Deux projets de fabrication additive pour la lutte contre le COVID-19

La Commission européenne est consciente des actions menées par le secteur de la fabrication additive dans son ensemble. Certains projets ont ainsi reçu un financement du Conseil européen de l’innovation (European Innovation Council - EIC) pour soutenir leur action.

Le projet «Repair3D », dirigé par la société italienne Warrant Hub, mène des travaux sur les nouvelles voies de recyclage dont celui des polymères courants, utilisés dans les produits de tous les jours. Ce recyclage a pour objectif de réutiliser la matière pour fabriquer des produits compétitifs et hautement personnalisés à des coûts de production bas. Durant la crise sanitaire, les chercheurs du projet « Repair3D » ont – comme de nombreux acteurs – adapté leurs outils et équipements d’études afin de produire des écrans faciaux de protection et de lutter contre le manque de dispositifs médicaux dans les hôpitaux. Les matériaux recyclés seront repensés et remodelés afin de fabriquer des produits utiles pour les hôpitaux.
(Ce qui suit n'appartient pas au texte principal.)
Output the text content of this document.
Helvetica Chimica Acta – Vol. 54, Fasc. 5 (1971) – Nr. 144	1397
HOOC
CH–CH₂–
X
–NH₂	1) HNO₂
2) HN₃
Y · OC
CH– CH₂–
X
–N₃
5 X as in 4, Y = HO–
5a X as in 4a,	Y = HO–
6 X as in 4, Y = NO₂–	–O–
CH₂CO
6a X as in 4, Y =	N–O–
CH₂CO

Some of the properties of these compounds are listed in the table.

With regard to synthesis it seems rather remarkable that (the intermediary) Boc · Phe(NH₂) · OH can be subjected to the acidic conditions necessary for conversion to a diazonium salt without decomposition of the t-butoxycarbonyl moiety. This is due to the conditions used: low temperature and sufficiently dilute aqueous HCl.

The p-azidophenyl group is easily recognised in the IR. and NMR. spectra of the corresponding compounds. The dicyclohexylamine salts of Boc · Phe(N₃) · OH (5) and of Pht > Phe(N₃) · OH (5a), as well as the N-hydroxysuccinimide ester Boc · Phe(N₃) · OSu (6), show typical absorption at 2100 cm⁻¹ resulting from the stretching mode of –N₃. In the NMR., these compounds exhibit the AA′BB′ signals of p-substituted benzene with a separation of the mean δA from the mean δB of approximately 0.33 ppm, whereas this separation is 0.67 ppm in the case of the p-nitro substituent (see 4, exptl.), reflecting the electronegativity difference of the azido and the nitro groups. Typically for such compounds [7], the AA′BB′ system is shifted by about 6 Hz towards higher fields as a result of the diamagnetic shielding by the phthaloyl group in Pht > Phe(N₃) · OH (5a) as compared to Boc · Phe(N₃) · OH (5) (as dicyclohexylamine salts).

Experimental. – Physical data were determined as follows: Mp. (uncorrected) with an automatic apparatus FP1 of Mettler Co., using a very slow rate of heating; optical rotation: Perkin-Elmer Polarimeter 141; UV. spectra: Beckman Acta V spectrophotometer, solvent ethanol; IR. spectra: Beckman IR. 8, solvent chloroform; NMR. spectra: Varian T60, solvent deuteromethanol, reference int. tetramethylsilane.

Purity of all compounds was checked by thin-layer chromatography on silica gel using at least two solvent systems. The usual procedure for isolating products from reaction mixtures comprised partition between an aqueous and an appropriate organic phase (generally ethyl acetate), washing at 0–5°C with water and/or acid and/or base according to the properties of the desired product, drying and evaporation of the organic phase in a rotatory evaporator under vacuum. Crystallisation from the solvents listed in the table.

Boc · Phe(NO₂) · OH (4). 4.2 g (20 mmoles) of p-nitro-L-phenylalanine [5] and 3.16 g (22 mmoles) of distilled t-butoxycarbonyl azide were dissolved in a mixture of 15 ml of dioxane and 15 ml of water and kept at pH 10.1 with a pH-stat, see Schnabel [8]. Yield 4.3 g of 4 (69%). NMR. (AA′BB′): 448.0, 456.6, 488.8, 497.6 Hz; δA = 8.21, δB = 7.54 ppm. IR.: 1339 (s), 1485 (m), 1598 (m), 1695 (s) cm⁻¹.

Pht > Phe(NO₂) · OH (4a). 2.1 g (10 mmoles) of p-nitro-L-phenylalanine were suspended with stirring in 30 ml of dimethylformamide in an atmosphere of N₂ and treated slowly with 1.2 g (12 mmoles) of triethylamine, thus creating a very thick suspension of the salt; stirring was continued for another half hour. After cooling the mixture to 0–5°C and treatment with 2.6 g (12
Le projet «M3DLoC», dirigé par l’Université technique nationale d’Athènes, en Grèce, travaille sur les connaissances et les technologies en ingénierie des matériaux et en impression 3D plastique biodégradable. Ces travaux doivent aboutir à des applications médicales développées, dont la mise en place de solutions pour répondre aux pénuries critiques d’équipements de protection individuelle (EPI) pour les hôpitaux.

Contenu Encadré

AMable, fabrication additive et logistique

Le projet « AMable », financé par la CE, a récemment lancé un « Appel ouvert pour la fabrication additive et la logistique » (date limite pour y répondre : 1er août 2010), envisageant le financement d’un ou deux projets traitant du lien entre la fabrication additive et la logistique.

Un produit conçu par fabrication additive passe par de nombreuses étapes où la logistique entre en jeu. Dans un premier temps, l’équipement d’impression doit être installé et recevoir la matière première. Les suites logicielles entrent en action. Les paramètres d’impression doivent être programmés. La ou les pièces doivent être retirées de la machine et transférées aux phases de post-traitement. Tout au long de cette chaîne, la manipulation des pièces soulèvent des problèmes divers. Il est difficile de généraliser car chaque chaîne de production est individuelle, mais elle contient toujours des règles, des conditions limites, des données numériques, des équipements et la partie physique. Cet appel porte sur le lien entre la fabrication additive et la logistique. Il vise à démontrer comment des chaînes de production complexes de fabrication additive peuvent être réalisées. Il encourage l’utilisation de véhicules à guidage automatique (AGV) inter-usines en combinaison avec des robots. En ce qui concerne la logistique numérique, il impose un transfert de données numériques totalement transparent, parallèlement à la partie physique.